In animals and humans, prions always cause fatal neurodegenerative disorders. They can be transmitted within a species, and – albeit limited – to other organisms beyond species boundaries (Chap. 21). The pathogen responsible (prion, from “proteinaceous infectious particle”) does not require a coding nucleic acid in the infectious agent. Prions are composed of the pathological isoform (PrPSc), which exists especially in β-sheet conformation, and of a non-pathological cellular prion protein (PrPC), which is present predominantly in α-helical conformation. The conversion of the PrPC α-helical conformation into the β-sheet PrPSc variant is associated with completely different biochemical properties, and is the key pathogenetic basic principle of prion diseases. After its synthesis, the cellular protein PrPC arrives in the cytoplasmic membrane. PrPC is active at the cell surface only for a limited time, and is subsequently degraded in the endosomes. During this process, a small proportion of PrPC proteins are constantly transformed into PrPSc variants. This process is referred to as prion conversion. PrPSc proteins cannot be efficiently degraded and accumulate in the cells. The function of PrPC has not been completely resolved. Experiments with knockout mice containing a deletion of the PrP coding genome sequences revealed that PrPC appears to be dispensable for development and survival of the mice. However, without PrPC they cannot develop a prion disease.
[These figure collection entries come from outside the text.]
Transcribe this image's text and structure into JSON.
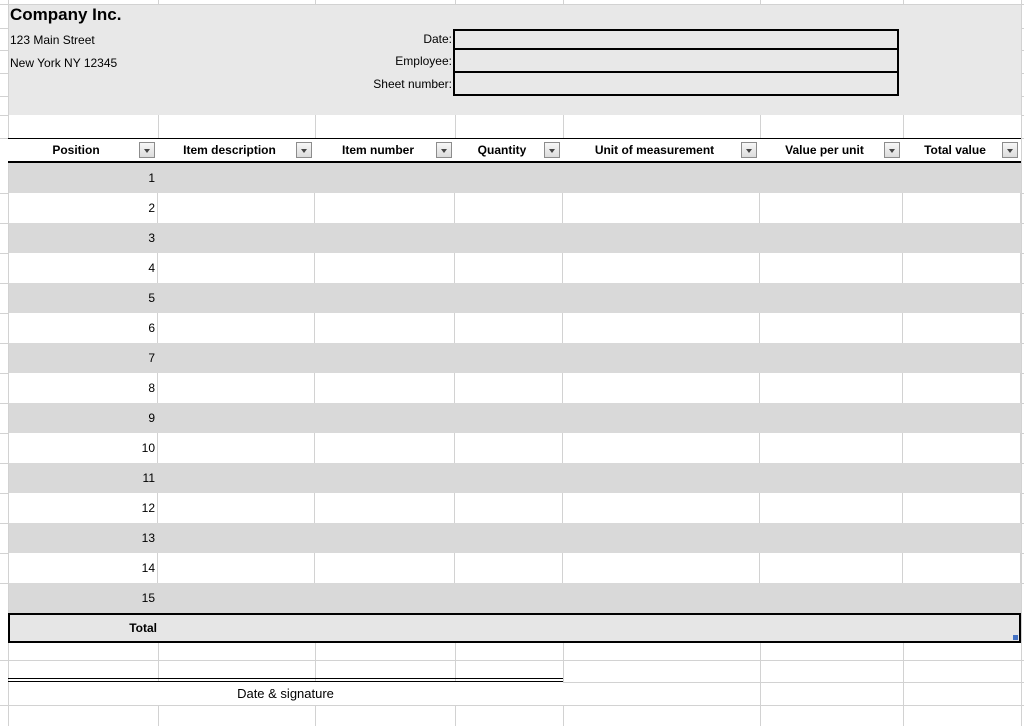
{
  "company": {
    "name": "Company Inc.",
    "address_line_1": "123 Main Street",
    "address_line_2": "New York NY 12345"
  },
  "form": {
    "fields": [
      {
        "label": "Date:",
        "value": ""
      },
      {
        "label": "Employee:",
        "value": ""
      },
      {
        "label": "Sheet number:",
        "value": ""
      }
    ]
  },
  "table": {
    "columns": [
      "Position",
      "Item description",
      "Item number",
      "Quantity",
      "Unit of measurement",
      "Value per unit",
      "Total value"
    ],
    "rows": [
      {
        "position": "1",
        "cells": [
          "",
          "",
          "",
          "",
          "",
          ""
        ]
      },
      {
        "position": "2",
        "cells": [
          "",
          "",
          "",
          "",
          "",
          ""
        ]
      },
      {
        "position": "3",
        "cells": [
          "",
          "",
          "",
          "",
          "",
          ""
        ]
      },
      {
        "position": "4",
        "cells": [
          "",
          "",
          "",
          "",
          "",
          ""
        ]
      },
      {
        "position": "5",
        "cells": [
          "",
          "",
          "",
          "",
          "",
          ""
        ]
      },
      {
        "position": "6",
        "cells": [
          "",
          "",
          "",
          "",
          "",
          ""
        ]
      },
      {
        "position": "7",
        "cells": [
          "",
          "",
          "",
          "",
          "",
          ""
        ]
      },
      {
        "position": "8",
        "cells": [
          "",
          "",
          "",
          "",
          "",
          ""
        ]
      },
      {
        "position": "9",
        "cells": [
          "",
          "",
          "",
          "",
          "",
          ""
        ]
      },
      {
        "position": "10",
        "cells": [
          "",
          "",
          "",
          "",
          "",
          ""
        ]
      },
      {
        "position": "11",
        "cells": [
          "",
          "",
          "",
          "",
          "",
          ""
        ]
      },
      {
        "position": "12",
        "cells": [
          "",
          "",
          "",
          "",
          "",
          ""
        ]
      },
      {
        "position": "13",
        "cells": [
          "",
          "",
          "",
          "",
          "",
          ""
        ]
      },
      {
        "position": "14",
        "cells": [
          "",
          "",
          "",
          "",
          "",
          ""
        ]
      },
      {
        "position": "15",
        "cells": [
          "",
          "",
          "",
          "",
          "",
          ""
        ]
      }
    ],
    "total_label": "Total",
    "total_value": ""
  },
  "footer": {
    "signature_label": "Date & signature"
  },
  "icons": {
    "filter_button": "chevron-down-icon"
  },
  "colors": {
    "header_block_fill": "#e8e8e8",
    "row_stripe_fill": "#d9d9d9",
    "total_row_fill": "#e6e6e6",
    "gridline": "#d2d2d2",
    "table_border": "#000000",
    "resize_handle_blue": "#4472c4"
  }
}
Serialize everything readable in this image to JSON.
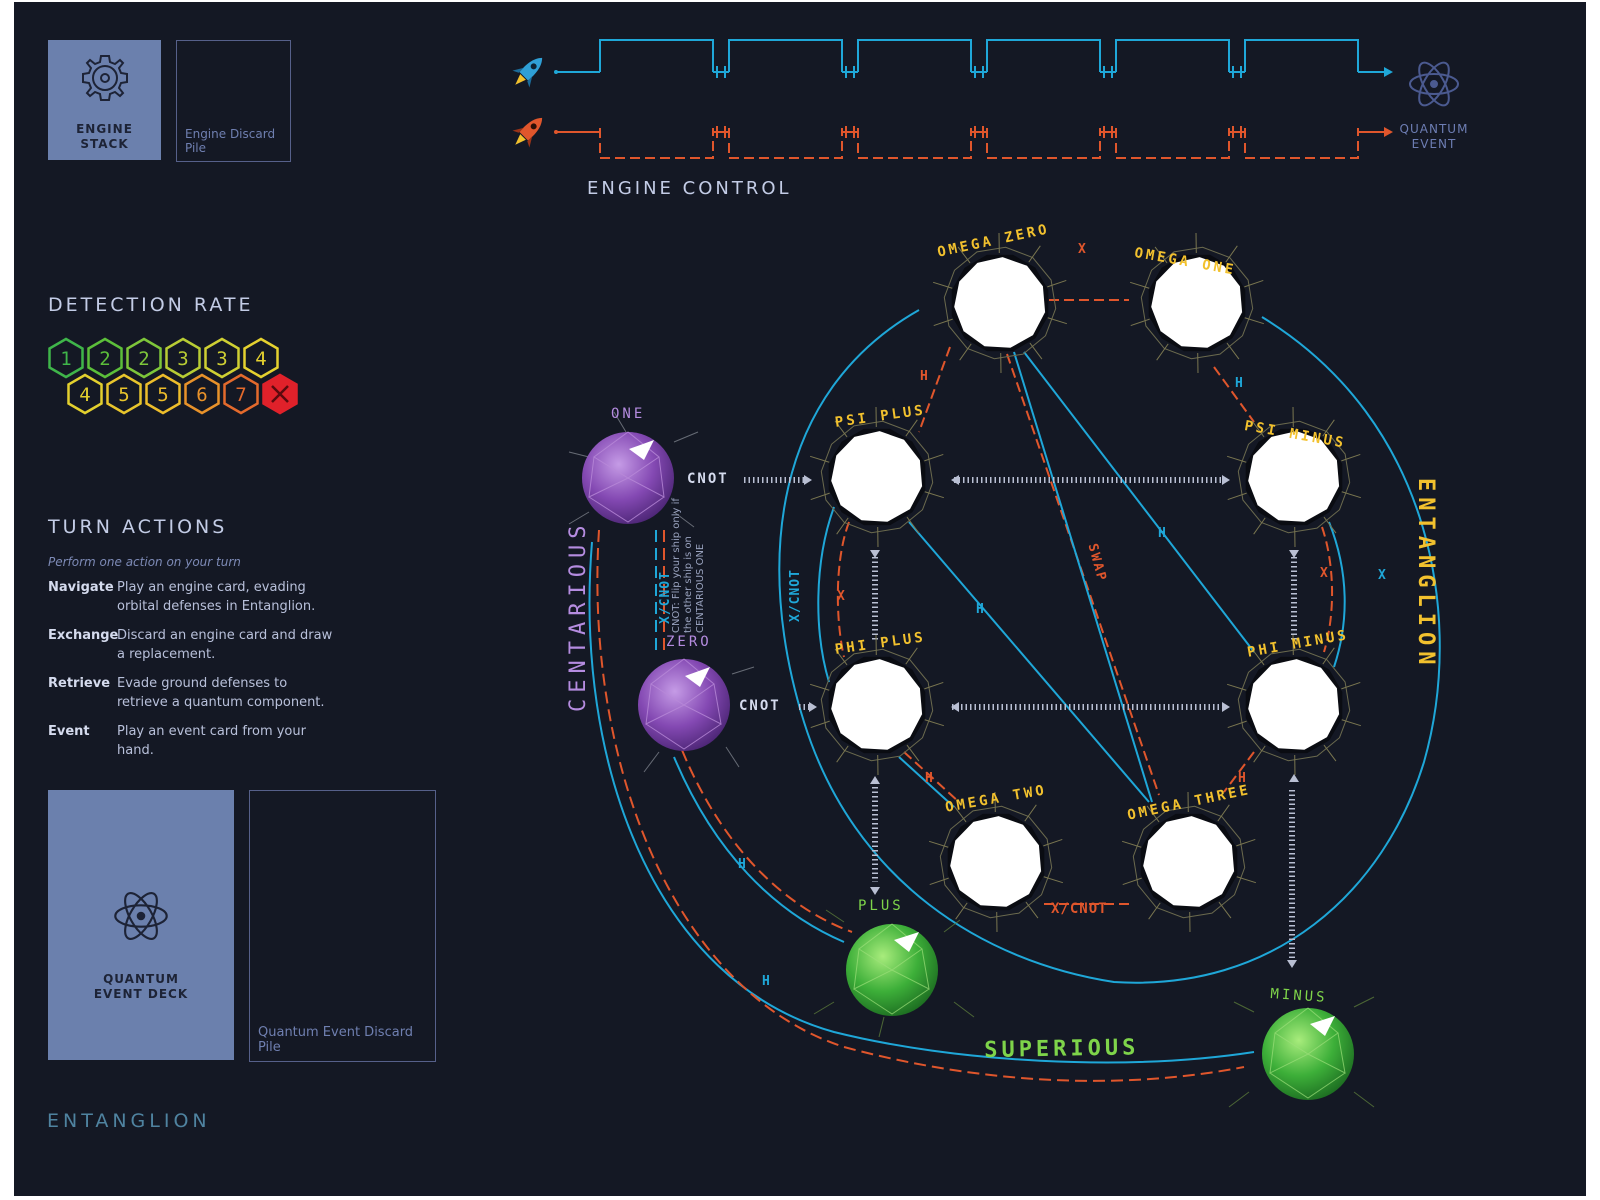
{
  "engine": {
    "stack_label": [
      "ENGINE",
      "STACK"
    ],
    "discard_label": "Engine Discard Pile",
    "control_label": "ENGINE CONTROL",
    "quantum_event_label": [
      "QUANTUM",
      "EVENT"
    ],
    "slots_per_row": 6,
    "rows": [
      {
        "ship": "blue-rocket",
        "color": "#1fa7d8"
      },
      {
        "ship": "orange-rocket",
        "color": "#e0562c"
      }
    ]
  },
  "detection_rate": {
    "title": "DETECTION RATE",
    "row1": [
      {
        "label": "1",
        "color": "#3fb54a"
      },
      {
        "label": "2",
        "color": "#5cbf3a"
      },
      {
        "label": "2",
        "color": "#7ec63a"
      },
      {
        "label": "3",
        "color": "#b8cc34"
      },
      {
        "label": "3",
        "color": "#cfd033"
      },
      {
        "label": "4",
        "color": "#e5d12f"
      }
    ],
    "row2": [
      {
        "label": "4",
        "color": "#e3d02e"
      },
      {
        "label": "5",
        "color": "#e8c52c"
      },
      {
        "label": "5",
        "color": "#edbd2b"
      },
      {
        "label": "6",
        "color": "#e8922a"
      },
      {
        "label": "7",
        "color": "#e46a2c"
      },
      {
        "label": "X",
        "color": "#e0212a",
        "filled": true
      }
    ]
  },
  "turn_actions": {
    "title": "TURN ACTIONS",
    "hint": "Perform one action on your turn",
    "items": [
      {
        "name": "Navigate",
        "desc": "Play an engine card, evading orbital defenses in Entanglion."
      },
      {
        "name": "Exchange",
        "desc": "Discard an engine card and draw a replacement."
      },
      {
        "name": "Retrieve",
        "desc": "Evade ground defenses to retrieve a quantum component."
      },
      {
        "name": "Event",
        "desc": "Play an event card from your hand."
      }
    ]
  },
  "quantum_deck": {
    "label": [
      "QUANTUM",
      "EVENT DECK"
    ],
    "discard_label": "Quantum Event Discard Pile"
  },
  "footer": "ENTANGLION",
  "regions": {
    "centarious": "CENTARIOUS",
    "entanglion": "ENTANGLION",
    "superious": "SUPERIOUS"
  },
  "planets": {
    "one": "ONE",
    "zero": "ZERO",
    "plus": "PLUS",
    "minus": "MINUS",
    "omega_zero": "OMEGA ZERO",
    "omega_one": "OMEGA ONE",
    "psi_plus": "PSI PLUS",
    "psi_minus": "PSI MINUS",
    "phi_plus": "PHI PLUS",
    "phi_minus": "PHI MINUS",
    "omega_two": "OMEGA TWO",
    "omega_three": "OMEGA THREE"
  },
  "gates": {
    "cnot": "CNOT",
    "x_cnot": "X/CNOT",
    "h": "H",
    "x": "X",
    "swap": "SWAP"
  },
  "cnot_note": "CNOT: Flip your ship only if the other ship is on CENTARIOUS ONE",
  "colors": {
    "board": "#141824",
    "blue": "#1fa7d8",
    "orange": "#e0562c",
    "yellow": "#f2c12e",
    "purple": "#8e52b8",
    "green": "#3dae3a",
    "panel": "#6b80ad"
  }
}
Human prion diseases include Creutzfeldt-Jakob disease, kuru and variant Creutzfeldt-Jakob disease. In animals, the most famous representatives are scrapie (sheep), bovine spongiform encephalopathy (cattle) and chronic wasting disease (deer). The peculiarity of prion diseases is that they appear in three manifestations: acquired infectious (exogenous), sporadic (endogenous) and genetic (endogenous). Inasmuch as prions are restricted to the central nervous system, their infectious transmission is generally limited.

3 What Criteria Determine the Classification System of Virus Families?

The taxonomic classification of viruses into different families is done by an international commission of virologists and is continuously adapted to current insights. It is based on the following main criteria:

  1. 1.

    The nature of the genome (RNA or DNA) and the form in which it is present, i.e. as a single or a double strand, in positive or negative sense, linear or circular, segmented or continuous; also the arrangement of genes on the nucleic acid is important for the definition of individual families.

  2. 2.

    The symmetry form of the capsids.

  3. 3.

    The presence of an envelope.

  4. 4.

    The size of the virion.

  5. 5.

    The site of viral replication within the cell (cytoplasm or nucleus).

The further subdivision into genera and virus types is largely based on serological criteria and the similarity of genome sequences. The different virus families and their important human and animal pathogenic prototypes are summarized in Table 2.1.